January 13, 2007

Run for the Border...

Every 90 days, since we are all on Tourist Visas, we must do one of two options with our passports. If it is the first 90 days then we have to go to the city immigration office and get our passports renewed. If it is the second 90 day period then we must leave the country.

This particular 90 day window Amber returned to the state for doctor's visit, Matt went to the city to visit Ale and her family, I had to leave the country, and Nancy joined me because she could.

A gentleman in our church, Dick Rutger, had offered to "show us the ropes" and take us to the border. The original plan was for Nancy and I to take a couple days of R&R in Mexico and we declined the offer. The best laid plans that we had were changed up at the last minute because of a simple detail that was not reviewed until the night before we were headed out. This was a matter of the Car Rental and the Mexican border. God's ways are higher than ours. We went with Dick's help to the border.

Dick is a full time volunteer retiree serving as a Wheelchair technician in GUA. He works with Hope Haven Ministries distributing wheelchairs to those who need them in this country. For some time he has wanted to get me out into the remote areas of Guatemala and see what he does.

At first you would think that a trip to the border would be the excitement. In fact, it was only a blip on the excursion. Getting stamps in our passports went incredibly smooth, without issue. The remainder of this two excursion was nothing short of awe inspiring.

He took us to the border by way of CA1 a highway that runs from one side of GUA to the other. It takes you through mountains in the clouds. We hit one pass at 1pm in the afternoon. The sky was mostly clear and blue except for the cloud sitting on this one mountain.
We stayed in the town of Huehuetonango the first night. The next morning we got in and out of the border details. Then he took us up in the high country to a home where lived a boy by the name of Ernesto. Out of respect for the family we are not showing images of the house and family, but here is the view from his mountain.
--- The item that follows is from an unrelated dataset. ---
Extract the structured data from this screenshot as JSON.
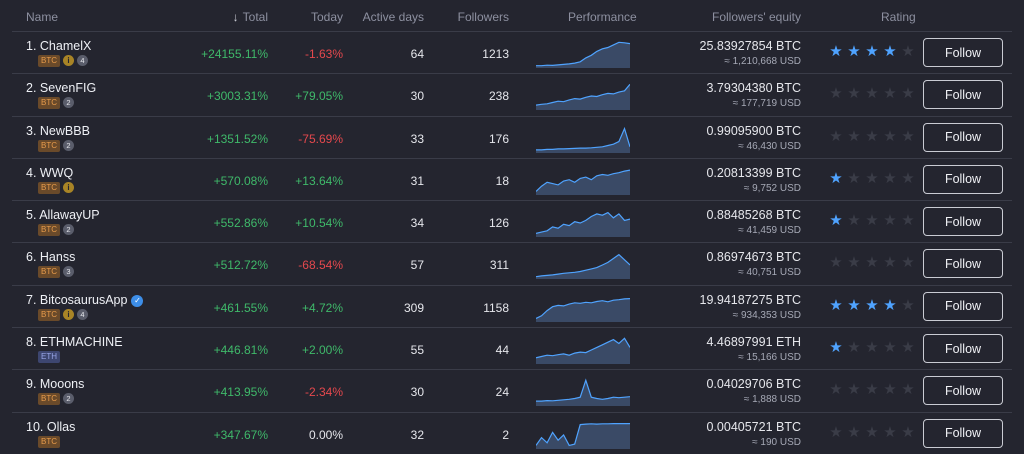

The little white line in the lower frame is the road we took to drive to that point.

To get to the house he drove to a point on the mountain and then took us up a trail, by foot, that he had mapped with his GPS. What a rush. I am glad that I have had several months to acclamate to an altitude of 5,000ft. We now were doing advance hiking at about 8800ft. Ernesto suffers from Muscular Dystrophy while living in the middle of a corn field here in the mountains. As we neared his home the children were running in and out of the corn giggling and gawking at the giant Gringos. It was an ear-ry feeling to say the least.


Once we arrived Dick gave Ernesto's wheel chair a good once over and then we needed to make our way back down the path. I know for me I was hoping and praying that I wasn't going to provide these children the entertainment of 250lbs sliding uncontrollably down the steep, muddy hill.


The work being done by Dick and his team is nothing short of phenomonal. They work to provide life improvement through wheel chairs. Each year they host "camp" for children and adults bound to life inside a body that doesn't work. He and his team spend months on the road seeking out those that live in remote areas such as this giving them hope. Returning to repair the chairs as needed. And doing large scale distributions through out GUA.